This desire, however, encouraged a wishful assumption that the security environment would be benign, or benign enough, to take a breather and rebuild the economy. Security problems there would be, mostly in the realm of failed states and terrorism. A return of great power rivalries was an unwelcome suggestion.
SDSR 2010 mentioned Russia twice: once about reducing energy demand, and one about general ‘security dialogue.’
Consider, the multiple warning signs that had flashed by 2010:
- In March 2009, Russian Foreign Minister Sergei Lavrov warned that NATO enlargement was a source of threat, and that Russia might find gas customers in Asia.
- In September 2009, Russia’s Zapad Military Exercise rehearsed a clash with NATO around Belarus, spreading and culminating in a first-use nuclear strike on Warsaw.
- Russia frequently probed Britain’s airspace and offshore waters. The highest number of contacts with Russian submarines since 1987.
- Russia military doctrine in 2010 designated NATO a source of military danger.
This was not a new Soviet Union or Cold War. It was the return of history. Russia was determined to dominate its back yard, to restore some imperial stature, to oppose Western expansion into its orbit. We can disagree about the wisdom of trade and military expansion into the region. We have no right, though, to be shocked.
Why then, did we miss these signals? Recall that this was the time of gestures, the ‘reset’ button, and high-minded NATO concepts. When Mitt Romney claimed Russia was a geopolitical foe with imperial ambitions, President Obama cheaply quipped that the 1980’s wanted their foreign policy back. Chancellor Osborne scoffed at the suggestion that we should retain kit designed for a clash on the German plains. Security minds assured us that interstate confrontation was an outmoded fallacy.
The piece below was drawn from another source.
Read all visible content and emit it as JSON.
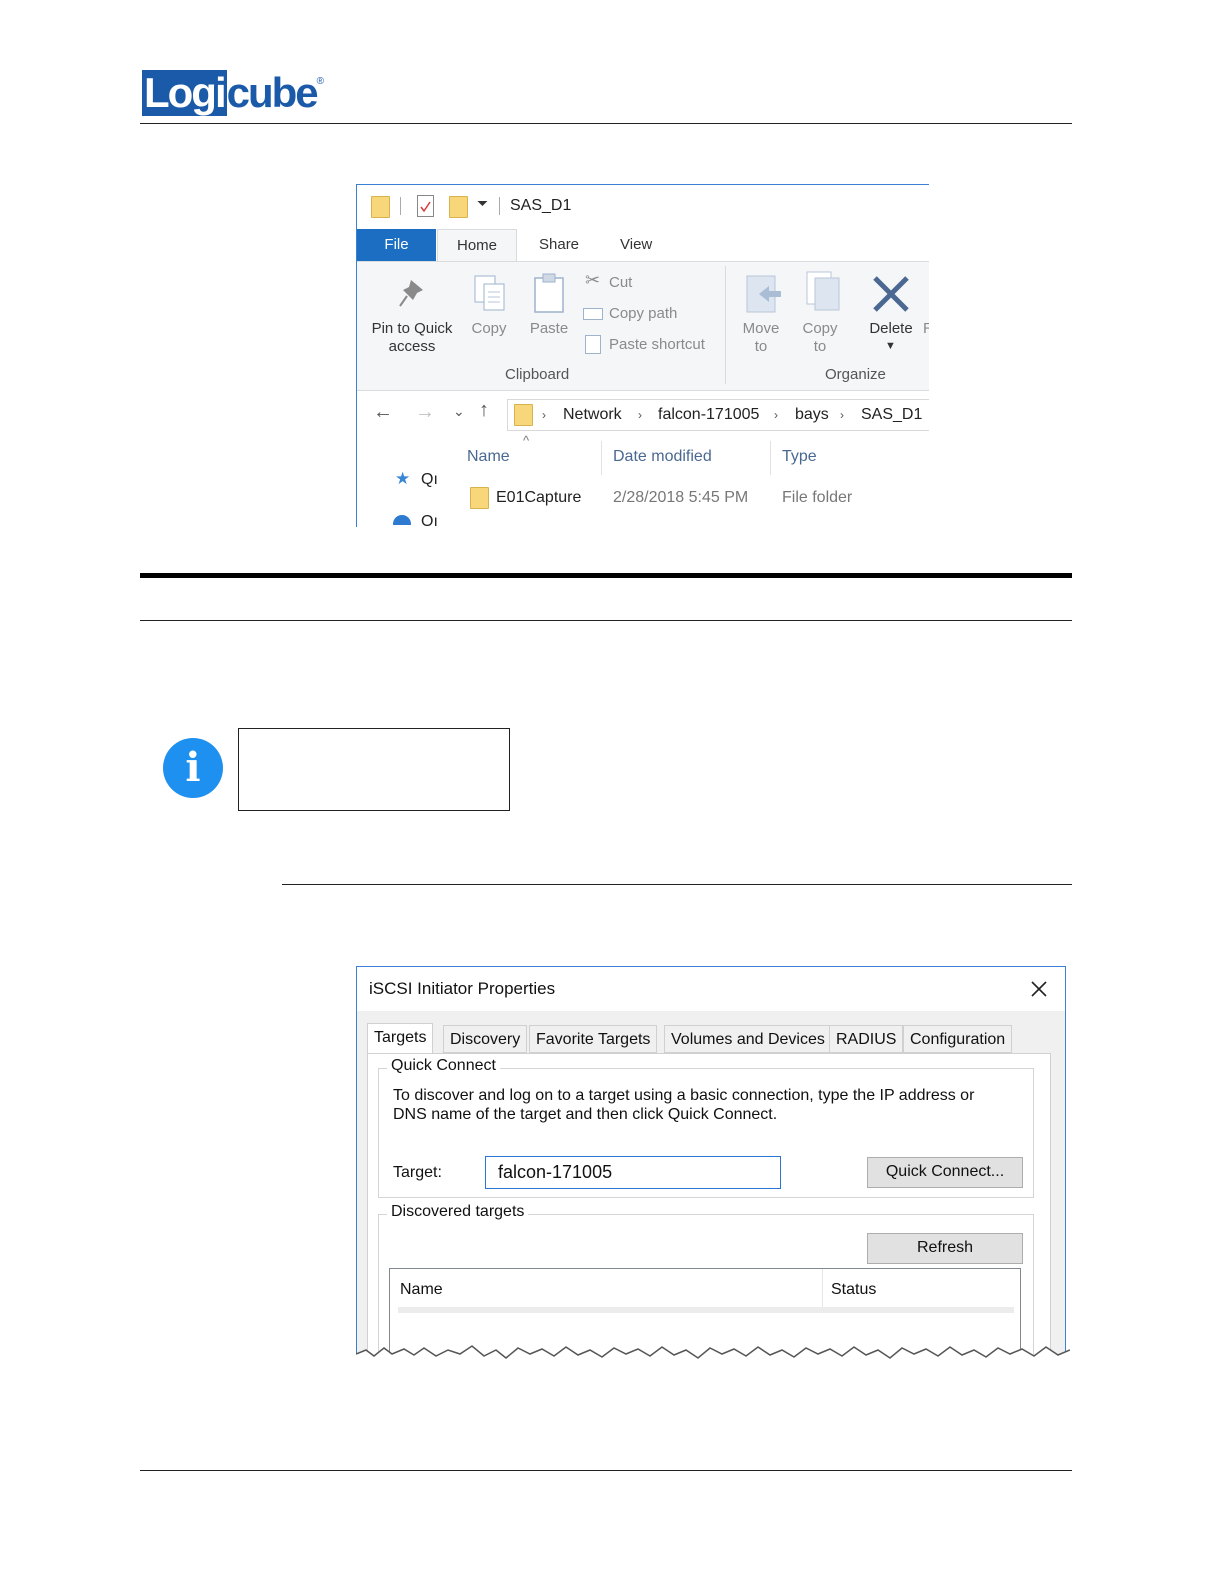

The state scrapped the Advanced Research and Assessment Group. ARAG’s Russia Analysis Section forecast that Russia with its mixture of subversion, force and propaganda would reassert itself in the Ukraine. Its loss was a blow to our intellectual ability to analyse the region. ARAG had to go, because, in the words of the Commander of Joint Forces Command, ‘the world had changed at that time’ and ‘the decade of campaigning around Iraq and Afghanistan’ overshadowed other things.
Because
we wanted a commercial, rules-based peace, combating only guerrilla insurgents of the Third World, we fancied other states did too.